Better way to get the job stats after the PBS job completes

1.6k Views Asked by At

I was wondering if there is a better way to get some job statistics (such as cputime, walltime, mem usage etc) in a PBS job script (once the job completes). In my current set up, I have a line at the end of my PBS script

qstat -f "${PBS_JOBID}"

But, the problem is if the job fails or gets killed for some reason, this line won't get executed. Please let me know other options that I can use.

I greatly appreciate any help or advice, thanks!

2

There are 2 best solutions below

0
On

You may find the tracejob script useful. It is available in PBS derivative batch scheduling systems.

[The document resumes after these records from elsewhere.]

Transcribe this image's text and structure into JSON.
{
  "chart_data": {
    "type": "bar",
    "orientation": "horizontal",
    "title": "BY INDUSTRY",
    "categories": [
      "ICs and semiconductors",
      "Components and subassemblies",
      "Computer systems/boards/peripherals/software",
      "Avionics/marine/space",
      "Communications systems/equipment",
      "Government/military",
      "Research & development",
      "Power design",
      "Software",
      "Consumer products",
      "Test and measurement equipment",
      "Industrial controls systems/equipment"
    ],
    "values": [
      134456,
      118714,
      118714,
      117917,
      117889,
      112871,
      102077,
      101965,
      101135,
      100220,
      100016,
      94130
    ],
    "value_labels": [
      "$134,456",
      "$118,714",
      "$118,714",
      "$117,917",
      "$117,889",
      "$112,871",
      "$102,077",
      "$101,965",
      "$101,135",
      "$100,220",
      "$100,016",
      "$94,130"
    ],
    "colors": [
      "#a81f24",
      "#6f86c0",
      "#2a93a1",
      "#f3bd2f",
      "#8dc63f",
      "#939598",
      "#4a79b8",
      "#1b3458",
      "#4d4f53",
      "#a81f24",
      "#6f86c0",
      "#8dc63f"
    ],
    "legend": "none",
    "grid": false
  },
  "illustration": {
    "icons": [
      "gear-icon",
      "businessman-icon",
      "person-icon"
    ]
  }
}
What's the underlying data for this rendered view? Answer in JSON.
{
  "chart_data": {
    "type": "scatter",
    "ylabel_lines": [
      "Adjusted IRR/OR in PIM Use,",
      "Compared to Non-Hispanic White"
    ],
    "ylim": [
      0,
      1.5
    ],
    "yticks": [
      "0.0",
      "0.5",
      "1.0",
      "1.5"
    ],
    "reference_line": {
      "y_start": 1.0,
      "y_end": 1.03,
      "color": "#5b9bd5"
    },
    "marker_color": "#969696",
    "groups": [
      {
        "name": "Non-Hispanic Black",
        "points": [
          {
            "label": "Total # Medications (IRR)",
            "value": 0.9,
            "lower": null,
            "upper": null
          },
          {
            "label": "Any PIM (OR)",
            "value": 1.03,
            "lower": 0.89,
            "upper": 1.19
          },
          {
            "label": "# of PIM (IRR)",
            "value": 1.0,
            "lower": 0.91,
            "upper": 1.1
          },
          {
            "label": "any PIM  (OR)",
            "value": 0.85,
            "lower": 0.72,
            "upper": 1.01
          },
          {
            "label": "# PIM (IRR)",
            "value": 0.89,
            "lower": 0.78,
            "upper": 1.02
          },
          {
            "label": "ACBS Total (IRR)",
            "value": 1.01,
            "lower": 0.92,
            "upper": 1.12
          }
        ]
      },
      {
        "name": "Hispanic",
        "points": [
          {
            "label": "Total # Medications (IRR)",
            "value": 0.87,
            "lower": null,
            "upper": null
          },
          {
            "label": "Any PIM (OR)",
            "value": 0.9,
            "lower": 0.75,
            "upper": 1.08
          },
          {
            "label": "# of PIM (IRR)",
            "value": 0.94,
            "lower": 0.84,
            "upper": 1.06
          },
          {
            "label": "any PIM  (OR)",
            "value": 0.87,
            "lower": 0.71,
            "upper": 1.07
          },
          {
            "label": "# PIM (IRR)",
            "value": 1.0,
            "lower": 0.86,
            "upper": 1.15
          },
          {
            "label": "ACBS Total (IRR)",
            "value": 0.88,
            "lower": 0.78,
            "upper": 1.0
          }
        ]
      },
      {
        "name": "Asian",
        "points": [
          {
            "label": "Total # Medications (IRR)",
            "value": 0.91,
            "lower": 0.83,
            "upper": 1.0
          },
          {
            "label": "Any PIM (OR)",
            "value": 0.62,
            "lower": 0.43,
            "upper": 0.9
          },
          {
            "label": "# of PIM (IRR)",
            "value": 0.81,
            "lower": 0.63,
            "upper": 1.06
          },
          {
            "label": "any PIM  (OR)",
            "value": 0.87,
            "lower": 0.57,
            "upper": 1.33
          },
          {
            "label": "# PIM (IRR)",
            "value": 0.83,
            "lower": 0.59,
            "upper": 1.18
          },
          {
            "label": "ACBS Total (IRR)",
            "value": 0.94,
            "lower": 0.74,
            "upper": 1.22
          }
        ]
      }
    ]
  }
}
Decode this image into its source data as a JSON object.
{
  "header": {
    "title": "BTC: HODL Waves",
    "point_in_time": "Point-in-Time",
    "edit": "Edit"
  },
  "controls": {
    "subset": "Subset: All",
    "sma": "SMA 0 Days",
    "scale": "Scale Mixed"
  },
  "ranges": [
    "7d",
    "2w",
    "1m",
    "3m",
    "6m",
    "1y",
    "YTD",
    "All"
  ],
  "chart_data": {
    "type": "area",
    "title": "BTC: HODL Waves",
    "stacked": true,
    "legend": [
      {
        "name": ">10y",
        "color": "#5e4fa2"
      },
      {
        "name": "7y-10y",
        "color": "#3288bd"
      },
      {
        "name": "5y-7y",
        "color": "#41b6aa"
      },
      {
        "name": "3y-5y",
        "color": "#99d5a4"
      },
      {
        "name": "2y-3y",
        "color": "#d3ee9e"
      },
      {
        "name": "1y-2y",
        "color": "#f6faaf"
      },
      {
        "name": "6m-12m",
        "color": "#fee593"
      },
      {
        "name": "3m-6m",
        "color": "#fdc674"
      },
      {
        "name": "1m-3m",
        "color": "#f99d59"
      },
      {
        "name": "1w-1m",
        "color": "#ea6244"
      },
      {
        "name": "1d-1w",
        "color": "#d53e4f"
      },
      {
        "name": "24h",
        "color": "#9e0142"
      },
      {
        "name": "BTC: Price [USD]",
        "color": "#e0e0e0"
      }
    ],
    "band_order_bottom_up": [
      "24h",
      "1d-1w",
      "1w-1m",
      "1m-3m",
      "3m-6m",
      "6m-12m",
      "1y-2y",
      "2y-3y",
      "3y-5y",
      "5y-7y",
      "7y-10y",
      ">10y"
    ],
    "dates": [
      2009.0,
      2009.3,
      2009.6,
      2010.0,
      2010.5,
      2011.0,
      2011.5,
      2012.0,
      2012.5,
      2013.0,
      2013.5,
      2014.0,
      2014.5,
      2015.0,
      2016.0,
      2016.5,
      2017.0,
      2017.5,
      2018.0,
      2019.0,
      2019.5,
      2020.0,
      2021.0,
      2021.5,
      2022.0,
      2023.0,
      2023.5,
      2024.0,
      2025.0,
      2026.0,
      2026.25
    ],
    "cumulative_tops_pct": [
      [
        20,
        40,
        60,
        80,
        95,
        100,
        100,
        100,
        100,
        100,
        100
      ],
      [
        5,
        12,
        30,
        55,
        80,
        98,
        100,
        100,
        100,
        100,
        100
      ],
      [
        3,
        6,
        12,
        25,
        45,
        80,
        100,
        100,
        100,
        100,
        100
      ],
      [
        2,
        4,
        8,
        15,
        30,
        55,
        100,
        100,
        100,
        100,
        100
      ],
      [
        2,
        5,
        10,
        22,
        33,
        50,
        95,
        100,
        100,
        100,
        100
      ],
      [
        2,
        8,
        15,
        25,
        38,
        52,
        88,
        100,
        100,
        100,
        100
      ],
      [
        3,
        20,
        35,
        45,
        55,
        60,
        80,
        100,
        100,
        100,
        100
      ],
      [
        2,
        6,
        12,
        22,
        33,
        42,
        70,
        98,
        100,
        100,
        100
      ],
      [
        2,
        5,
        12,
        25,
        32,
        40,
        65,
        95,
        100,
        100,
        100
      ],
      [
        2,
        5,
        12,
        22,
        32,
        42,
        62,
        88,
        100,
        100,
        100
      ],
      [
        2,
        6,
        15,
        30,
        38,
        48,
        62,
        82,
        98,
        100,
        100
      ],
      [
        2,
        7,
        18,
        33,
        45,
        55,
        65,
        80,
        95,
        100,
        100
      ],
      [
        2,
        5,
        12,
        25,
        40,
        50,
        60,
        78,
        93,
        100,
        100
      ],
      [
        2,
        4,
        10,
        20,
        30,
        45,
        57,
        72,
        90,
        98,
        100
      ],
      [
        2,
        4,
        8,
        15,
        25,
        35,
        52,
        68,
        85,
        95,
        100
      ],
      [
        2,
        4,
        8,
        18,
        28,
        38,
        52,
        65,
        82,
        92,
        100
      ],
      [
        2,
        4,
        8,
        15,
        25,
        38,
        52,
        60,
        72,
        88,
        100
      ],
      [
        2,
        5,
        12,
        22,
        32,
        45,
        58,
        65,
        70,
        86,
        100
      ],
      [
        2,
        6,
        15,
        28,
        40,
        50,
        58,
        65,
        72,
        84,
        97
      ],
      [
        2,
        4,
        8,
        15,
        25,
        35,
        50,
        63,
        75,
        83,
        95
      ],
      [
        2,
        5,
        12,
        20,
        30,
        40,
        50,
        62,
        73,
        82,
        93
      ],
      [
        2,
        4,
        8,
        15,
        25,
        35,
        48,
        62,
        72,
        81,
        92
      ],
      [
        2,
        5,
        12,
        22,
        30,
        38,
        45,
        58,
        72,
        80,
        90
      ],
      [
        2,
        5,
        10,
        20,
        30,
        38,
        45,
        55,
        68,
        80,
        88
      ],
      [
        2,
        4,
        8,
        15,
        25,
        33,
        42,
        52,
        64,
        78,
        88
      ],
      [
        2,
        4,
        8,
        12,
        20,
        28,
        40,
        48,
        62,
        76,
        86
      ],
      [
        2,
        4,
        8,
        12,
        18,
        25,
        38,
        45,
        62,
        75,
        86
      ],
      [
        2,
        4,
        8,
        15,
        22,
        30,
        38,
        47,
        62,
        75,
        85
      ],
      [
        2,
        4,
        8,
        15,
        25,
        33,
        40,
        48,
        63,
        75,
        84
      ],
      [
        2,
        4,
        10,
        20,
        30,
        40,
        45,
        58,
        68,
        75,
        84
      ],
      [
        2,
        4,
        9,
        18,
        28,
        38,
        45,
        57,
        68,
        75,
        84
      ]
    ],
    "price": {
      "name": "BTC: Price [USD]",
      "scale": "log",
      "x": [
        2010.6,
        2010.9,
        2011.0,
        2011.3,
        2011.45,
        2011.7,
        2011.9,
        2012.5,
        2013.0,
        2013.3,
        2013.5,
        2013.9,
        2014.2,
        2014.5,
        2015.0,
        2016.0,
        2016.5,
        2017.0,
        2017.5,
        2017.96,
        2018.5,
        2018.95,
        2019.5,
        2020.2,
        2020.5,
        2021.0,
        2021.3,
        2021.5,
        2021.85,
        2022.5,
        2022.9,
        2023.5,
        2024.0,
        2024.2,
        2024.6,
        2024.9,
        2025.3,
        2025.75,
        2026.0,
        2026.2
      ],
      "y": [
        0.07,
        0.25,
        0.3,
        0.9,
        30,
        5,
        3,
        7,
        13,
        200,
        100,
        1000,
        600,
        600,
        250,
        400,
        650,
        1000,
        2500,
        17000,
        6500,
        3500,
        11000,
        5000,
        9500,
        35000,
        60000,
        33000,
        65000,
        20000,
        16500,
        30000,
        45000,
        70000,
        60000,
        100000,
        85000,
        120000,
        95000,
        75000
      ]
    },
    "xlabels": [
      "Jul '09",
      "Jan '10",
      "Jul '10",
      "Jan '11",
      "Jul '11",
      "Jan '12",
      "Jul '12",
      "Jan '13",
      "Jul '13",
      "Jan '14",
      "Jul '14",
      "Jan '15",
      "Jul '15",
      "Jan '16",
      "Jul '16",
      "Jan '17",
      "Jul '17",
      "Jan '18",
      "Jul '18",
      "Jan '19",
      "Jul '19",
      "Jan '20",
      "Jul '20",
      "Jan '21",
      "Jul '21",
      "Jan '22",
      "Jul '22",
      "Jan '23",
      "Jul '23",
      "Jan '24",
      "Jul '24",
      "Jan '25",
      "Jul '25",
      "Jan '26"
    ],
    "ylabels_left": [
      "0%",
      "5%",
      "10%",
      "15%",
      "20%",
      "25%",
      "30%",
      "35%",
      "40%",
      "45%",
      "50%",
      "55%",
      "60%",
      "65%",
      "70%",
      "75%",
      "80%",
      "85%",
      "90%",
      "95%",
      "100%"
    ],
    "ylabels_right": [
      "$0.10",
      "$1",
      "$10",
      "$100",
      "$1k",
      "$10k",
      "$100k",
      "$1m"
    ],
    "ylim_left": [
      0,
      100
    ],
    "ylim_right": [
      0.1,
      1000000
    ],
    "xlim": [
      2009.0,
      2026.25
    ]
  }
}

tracejob takes one argument, the JOB_ID and one option -n days that indicates how deep should it look into the log files for relevant stats.

Note on split submission and server hosts

Note that tracejob works only if the logs are accessible on the host where it is invoked. On some installations, PBS server runs on one host and job submissions are performed on another and log files are stored on a file system, local to the PBS server. In this case tracejob would not work.

Example

$ qstat -f 10082
qstat: Unknown Job Id 10082.

qstat fails since the job has completed, while tracejob works

$ tracejob -n 10 10082 2>/dev/null

Job: 10082.pbs.cl.localnet

12/14/2014 03:33:10  S    Job deleted at request of
                          USERNAME
12/14/2014 03:33:10  S    Job sent signal SIGTERM on delete
12/14/2014 03:33:10  S    Not sending email: User does not want mail of this
                          type.
12/14/2014 03:33:10  S    Exit_status=271 resources_used.cput=369:59:52
                          resources_used.mem=609672kb
                          resources_used.vmem=674112kb
                          resources_used.walltime=167:08:56
12/14/2014 03:33:10  A    requestor=USERNAME
12/14/2014 03:33:10  A    user=USERNAME group=users jobname=MYJOB
                          queue=simple ctime=1417901048 qtime=1417901048
                          etime=1417901048 start=1417901048
                          owner=USERNAME exec_host=HOST/CPU
                          Resource_List.walltime=90000:00:00 session=15324
                          end=1418502790 Exit_status=271
                          resources_used.cput=369:59:52
                          resources_used.mem=609672kb
                          resources_used.vmem=674112kb
                          resources_used.walltime=167:08:56
12/14/2014 03:43:11  S    dequeuing from simple, state COMPLETE

You can redirect stderr to /dev/null when executing tracejob to avoid multiple message of the form

/var/lib/torque/sched_logs/DATE: No matching job records located

In the above logs the information that is not relevant to the question was replaced with capitalized words.

0
On

The best way to do this and have it placed in the job would be to add it through an epilogue script. Full information to configure this is found here. The resource usage information is argument 7 to the epilogue script, and if you write to standard out it will be appended to the stdout file for your job.